Kein Fleisch, manchmal Fisch und bitte keine Erbsen – wie man bei den kulinarischen Vorlieben in einer Familie schon mal den Überblick verlieren kann.
Stuttgart - Ich koche gern. Ehrlich. Die ausgebreiteten Zutaten, der Soundwürfel mit fluffiger Musik auf der Arbeitsplatte, die vertrauten Handlungsabläufe oder sogar ein Vorstoß ins kulinarisches Neuland, nicht zuletzt der erste degustative Schluck Rotwein – all das entspannt mich. Aber, um das auch klarzustellen: ich koche nicht über die Maßen ambitioniert, benutzte sogar Mondamin-Soßenbinder und kaufe ab und an Convenience-Produkte. So ein Iglo-Rahmspinat (Blubb) kann manchmal die angespannte Stimmung am Esstisch ins Versöhnliche hinübergleiten lassen.

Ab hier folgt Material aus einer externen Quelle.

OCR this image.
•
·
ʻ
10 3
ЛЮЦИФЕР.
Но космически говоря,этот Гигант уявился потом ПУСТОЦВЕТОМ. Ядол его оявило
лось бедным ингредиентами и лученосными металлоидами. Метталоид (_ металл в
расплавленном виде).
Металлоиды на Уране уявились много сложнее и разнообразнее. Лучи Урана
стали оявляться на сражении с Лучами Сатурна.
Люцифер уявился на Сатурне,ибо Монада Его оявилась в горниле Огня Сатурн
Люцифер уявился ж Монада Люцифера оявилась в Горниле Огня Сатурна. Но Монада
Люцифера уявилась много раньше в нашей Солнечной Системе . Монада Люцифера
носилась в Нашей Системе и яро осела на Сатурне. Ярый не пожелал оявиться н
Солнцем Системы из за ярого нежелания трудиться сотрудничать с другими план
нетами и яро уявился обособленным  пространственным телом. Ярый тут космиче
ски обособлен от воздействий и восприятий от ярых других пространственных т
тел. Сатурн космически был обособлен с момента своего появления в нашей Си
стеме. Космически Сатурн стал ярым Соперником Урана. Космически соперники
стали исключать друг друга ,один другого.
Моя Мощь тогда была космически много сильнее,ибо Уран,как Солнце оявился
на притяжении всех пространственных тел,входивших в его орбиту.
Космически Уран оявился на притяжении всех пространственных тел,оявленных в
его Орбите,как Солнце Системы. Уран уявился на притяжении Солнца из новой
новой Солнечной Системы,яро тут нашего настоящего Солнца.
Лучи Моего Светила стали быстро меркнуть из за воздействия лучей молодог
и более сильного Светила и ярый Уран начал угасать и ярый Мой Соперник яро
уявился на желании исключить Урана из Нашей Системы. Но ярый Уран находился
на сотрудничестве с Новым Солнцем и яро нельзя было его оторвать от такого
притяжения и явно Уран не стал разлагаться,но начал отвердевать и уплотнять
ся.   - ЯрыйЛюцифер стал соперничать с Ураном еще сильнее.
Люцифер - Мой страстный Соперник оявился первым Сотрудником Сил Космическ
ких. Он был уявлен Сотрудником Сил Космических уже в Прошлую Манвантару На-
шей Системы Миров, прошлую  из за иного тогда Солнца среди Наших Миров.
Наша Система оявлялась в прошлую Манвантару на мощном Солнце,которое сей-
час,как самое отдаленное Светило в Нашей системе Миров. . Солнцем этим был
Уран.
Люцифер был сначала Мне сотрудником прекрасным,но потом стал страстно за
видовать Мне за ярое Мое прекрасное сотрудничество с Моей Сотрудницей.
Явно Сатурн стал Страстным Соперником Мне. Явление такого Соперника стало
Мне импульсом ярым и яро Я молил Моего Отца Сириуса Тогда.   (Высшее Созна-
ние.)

Sauce und Spinat: Damit hätten wir schon die ersten beiden Kochfelder auf dem Herd geblockt. Und wären auch beim eigentlichen Thema: Der kulinarischen Diversität in der Familie. Ich selbst habe dem Verzehr von Fleisch schon lange abgeschworen, ohne deshalb zum ideologischen Ernährungs-Faschisten zu werden. Ich esse sogar manchmal Fisch, meine Frau auch. Und wir schrecken andererseits nicht vor vegetarischen Ersatzprodukten zurück, um ein wenig Biss in das Menü zu bringen. Davon abgesehen: für einen guten Gruyere- oder Pecorinokäse fahre ich mit dem Lastenrad auch ein paar Kilometer extra.
Okay – das mit dem Lastenrad war jetzt ein Witz.
Wiener Schnitzel, Schupfnudeln, Burger
Mein Sohn dagegen präferiert die klassische Küche des Schwabenlands und mittleren Alpenraums, konkret also Wiener Schnitzel und vorgeformte Schupfnudeln aus der Packung. Er ist aber auch Einflüssen aus der Neuen Welt jederzeit zugänglich, also beispielsweise einem Burger, und weiß die Errungenschaften der Technik zu schätzen, die aus einem weißen Toast einen braunen Toast macht, der nicht zwingend knuspriger sein muss. Und schließlich ist ihm bewusst, dass das Einfrieren von Gemüse keine Preisgabe von Vitaminen bedeutet – allerdings nur bei Tiefkühlerbsen. Damit hätten wir jetzt bereits zwei weitere Kochfelder belegt.
Nun noch ein Wort zu meiner Tochter, die bei meiner Hinwendung zur fleischfreien Ernährung eine nicht zu unterschätzende Rolle gespielt hat. Im Gegensatz zu ihrem Bruder hasst sie Erbsen und hat sich davon abgesehen von einer freundlichen Vegetarierin zu einer ebenso toleranten wie entschlossenen Veganerin entwickelt. Das heißt, für Saucen keine Sahne, für das Anschwitzen von Pilzen keine Butter, veganes Pesto für die Pasta und viel Indisches. Für ein gutes Curry bin ich immer zu haben – aber wir wären jetzt bei sechs bis sieben Kochfeldern.
Sechsfach-Induktions-Kochfeld für den Familienfrieden
An dieser Stelle muss ich erwähnen, dass wir vor zwei Jahren unsere eher kleine Küche renoviert haben und einer Eingebung folgend ein Sechsfach-Induktions-Kochfeld einbauen ließen. Dieser Miele-Altar ist nun der Mittelpunkt des familiären Zusammenseins. In Spitzenzeiten stehe darauf auch sechs Töpfe und Pfannen - auf einigen der Töpfe zum Warmhalten weitere Töpfe. Ich warte in solchen Momenten nur noch auf die Zurufe der Kinder: „Beeilung Mann, Tisch 15!“ – „Zweiter Gang, Fleisch und Fisch können weiter!“ – „Die Toasts für Tisch 3 zacki zacki!“ – „Ofen für das Soufflé vorheizen!“
Der Nachteil eines Induktionsherds ist übrigens der Umstand, dass er sich nicht mit Herzschrittmachern verträgt. Wenn das mit dem Kochen bei uns so weitergeht, könnte das zum Problem werden.
Martin Gerstner begleitet die Schulkarrieren seiner beiden Kinder mit Interesse und Ehrfurcht. Ansonsten ist er seinen Kindern oft peinlich und erfüllt damit die vorgesehene Rolle als Vater.